Doris was nowhere about, and I was glad I did not have to meet her eyes. I had made my first journey of discovery—a short foray toward manhood—but I was not disposed to preen myself on that accomplishment. I felt dirty and I was sure I smelled of Malgarita. I wished I had listened to Doris and not done it. If that was all there was to being a man, and doing it with a woman, well, I had done it. From now on, I was entitled to swagger as brashly as any of the other boys, and swagger I would. But I was privately determining, all over again, to be kind to Zia Zulià. I would not tease her about what I had found in her room, or despise her, or tell on her, or wrest concessions with the threat of telling. I was sorry for her. If I felt soiled and wretched after my experience with a mere boat girl, how much more miserable my nena must feel, having no one willing to do it with her but a contemptible black man.
However, I was to have no opportunity to demonstrate my noble-mindedness. I got home again to find all the other servants in a turmoil, because Zulià and Michièl had disappeared during the night.
The sbiri had already been called in by Maistro Attilio, and those police apes were making conjectures typical of them: that Michièl had forcibly abducted Zulià in his batèlo, or that the two of them had for some reason gone out in the boat in the night, overturned it, and drowned.

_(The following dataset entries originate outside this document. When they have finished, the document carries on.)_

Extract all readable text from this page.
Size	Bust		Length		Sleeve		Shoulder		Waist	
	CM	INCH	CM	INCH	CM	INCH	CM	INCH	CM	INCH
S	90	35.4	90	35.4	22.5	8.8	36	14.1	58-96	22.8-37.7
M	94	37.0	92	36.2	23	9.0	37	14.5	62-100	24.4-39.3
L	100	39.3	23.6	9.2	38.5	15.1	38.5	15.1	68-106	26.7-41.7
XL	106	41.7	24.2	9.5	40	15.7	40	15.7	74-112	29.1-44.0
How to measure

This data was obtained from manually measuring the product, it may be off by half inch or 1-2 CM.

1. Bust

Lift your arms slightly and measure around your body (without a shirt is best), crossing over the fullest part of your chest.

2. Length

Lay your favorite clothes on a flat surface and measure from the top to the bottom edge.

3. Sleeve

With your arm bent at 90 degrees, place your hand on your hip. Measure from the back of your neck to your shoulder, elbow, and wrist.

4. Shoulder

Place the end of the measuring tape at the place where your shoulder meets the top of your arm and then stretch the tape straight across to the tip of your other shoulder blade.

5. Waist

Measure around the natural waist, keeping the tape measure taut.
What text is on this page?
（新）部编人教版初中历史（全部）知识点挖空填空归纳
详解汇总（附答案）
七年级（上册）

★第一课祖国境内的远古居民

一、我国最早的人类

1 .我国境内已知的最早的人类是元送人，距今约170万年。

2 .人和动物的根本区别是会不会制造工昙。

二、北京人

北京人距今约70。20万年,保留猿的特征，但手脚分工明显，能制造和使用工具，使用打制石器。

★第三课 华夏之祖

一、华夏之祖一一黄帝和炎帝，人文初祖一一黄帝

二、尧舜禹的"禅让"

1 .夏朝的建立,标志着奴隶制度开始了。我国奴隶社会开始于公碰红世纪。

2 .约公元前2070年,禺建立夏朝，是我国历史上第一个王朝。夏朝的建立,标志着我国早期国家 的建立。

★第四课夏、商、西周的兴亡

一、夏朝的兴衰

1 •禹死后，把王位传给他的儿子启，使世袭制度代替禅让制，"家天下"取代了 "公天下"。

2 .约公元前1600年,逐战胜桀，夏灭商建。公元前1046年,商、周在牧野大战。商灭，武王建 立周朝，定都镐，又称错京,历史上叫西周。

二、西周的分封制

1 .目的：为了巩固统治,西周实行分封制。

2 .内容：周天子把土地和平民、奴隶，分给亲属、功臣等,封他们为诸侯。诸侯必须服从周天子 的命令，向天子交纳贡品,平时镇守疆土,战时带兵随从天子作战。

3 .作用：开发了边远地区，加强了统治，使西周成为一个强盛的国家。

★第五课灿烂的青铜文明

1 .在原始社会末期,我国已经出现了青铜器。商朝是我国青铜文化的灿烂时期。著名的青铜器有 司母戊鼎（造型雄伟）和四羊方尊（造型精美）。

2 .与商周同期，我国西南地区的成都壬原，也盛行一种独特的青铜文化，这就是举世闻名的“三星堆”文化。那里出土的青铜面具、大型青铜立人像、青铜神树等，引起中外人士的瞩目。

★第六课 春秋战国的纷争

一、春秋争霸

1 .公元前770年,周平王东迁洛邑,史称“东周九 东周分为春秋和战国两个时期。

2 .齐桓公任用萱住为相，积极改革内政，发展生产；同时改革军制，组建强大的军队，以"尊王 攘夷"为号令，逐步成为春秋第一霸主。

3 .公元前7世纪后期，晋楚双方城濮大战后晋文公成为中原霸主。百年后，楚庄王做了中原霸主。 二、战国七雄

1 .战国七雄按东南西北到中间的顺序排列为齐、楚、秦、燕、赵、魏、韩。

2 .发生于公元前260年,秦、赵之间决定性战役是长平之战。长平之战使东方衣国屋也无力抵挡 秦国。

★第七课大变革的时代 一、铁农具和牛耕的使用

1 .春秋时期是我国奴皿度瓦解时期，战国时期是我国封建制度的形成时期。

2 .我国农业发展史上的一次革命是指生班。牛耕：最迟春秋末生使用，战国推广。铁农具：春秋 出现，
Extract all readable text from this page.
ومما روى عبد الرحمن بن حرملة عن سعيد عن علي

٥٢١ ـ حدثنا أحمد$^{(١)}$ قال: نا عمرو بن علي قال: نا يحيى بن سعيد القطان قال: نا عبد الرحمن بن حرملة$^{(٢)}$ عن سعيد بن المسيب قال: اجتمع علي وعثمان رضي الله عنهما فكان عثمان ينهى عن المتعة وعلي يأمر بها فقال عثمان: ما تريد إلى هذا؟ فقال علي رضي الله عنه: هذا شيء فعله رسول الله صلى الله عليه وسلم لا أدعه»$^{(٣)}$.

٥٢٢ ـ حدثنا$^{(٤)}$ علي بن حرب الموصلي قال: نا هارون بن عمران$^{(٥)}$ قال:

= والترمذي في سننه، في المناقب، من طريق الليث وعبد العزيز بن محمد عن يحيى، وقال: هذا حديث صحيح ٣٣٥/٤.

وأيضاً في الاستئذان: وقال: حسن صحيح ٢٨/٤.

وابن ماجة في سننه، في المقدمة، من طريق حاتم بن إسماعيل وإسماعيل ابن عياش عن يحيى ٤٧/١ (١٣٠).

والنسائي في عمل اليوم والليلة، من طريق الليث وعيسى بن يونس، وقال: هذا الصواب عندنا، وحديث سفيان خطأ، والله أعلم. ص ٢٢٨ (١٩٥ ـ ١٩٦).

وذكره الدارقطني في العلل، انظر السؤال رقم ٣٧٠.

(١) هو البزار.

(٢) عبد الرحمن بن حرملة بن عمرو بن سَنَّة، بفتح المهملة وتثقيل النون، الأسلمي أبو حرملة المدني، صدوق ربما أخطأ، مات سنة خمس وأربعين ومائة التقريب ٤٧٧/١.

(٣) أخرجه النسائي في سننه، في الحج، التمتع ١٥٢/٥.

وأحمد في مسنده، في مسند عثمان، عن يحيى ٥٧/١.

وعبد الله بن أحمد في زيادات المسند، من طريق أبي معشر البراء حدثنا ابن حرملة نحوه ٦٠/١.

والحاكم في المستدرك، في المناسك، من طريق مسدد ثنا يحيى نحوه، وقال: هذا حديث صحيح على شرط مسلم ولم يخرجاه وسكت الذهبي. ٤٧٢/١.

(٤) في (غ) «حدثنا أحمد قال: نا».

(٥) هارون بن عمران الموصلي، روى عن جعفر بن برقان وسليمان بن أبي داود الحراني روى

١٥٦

So the sbiri were going to ask the fishermen on the seaward side of Venice to keep a close eye on their hooks and nets, and the peasants on the Vèneto mainland to keep a lookout for a black boatman conveying a captive white damsel. But then they thought to investigate the canal right outside the Ca’ Polo, and there lay the batèlo innocently moored to its post, so the sbiri scratched their heads for new theories. In any event, if they could have caught Michièl even without the woman, they would have had the pleasure of executing him. A runaway slave is ipso facto a thief, in that he steals his master’s property: his own living self.
I kept silent about what I knew. I was convinced that Michièl and Zulià, alarmed by my discovery of their sordid connection, had eloped together. Anyway, they were never apprehended and never heard from again. So they must have made their way to some back corner of the world, like his native Nubia or her native Bohemia, where they could live squalidly ever after.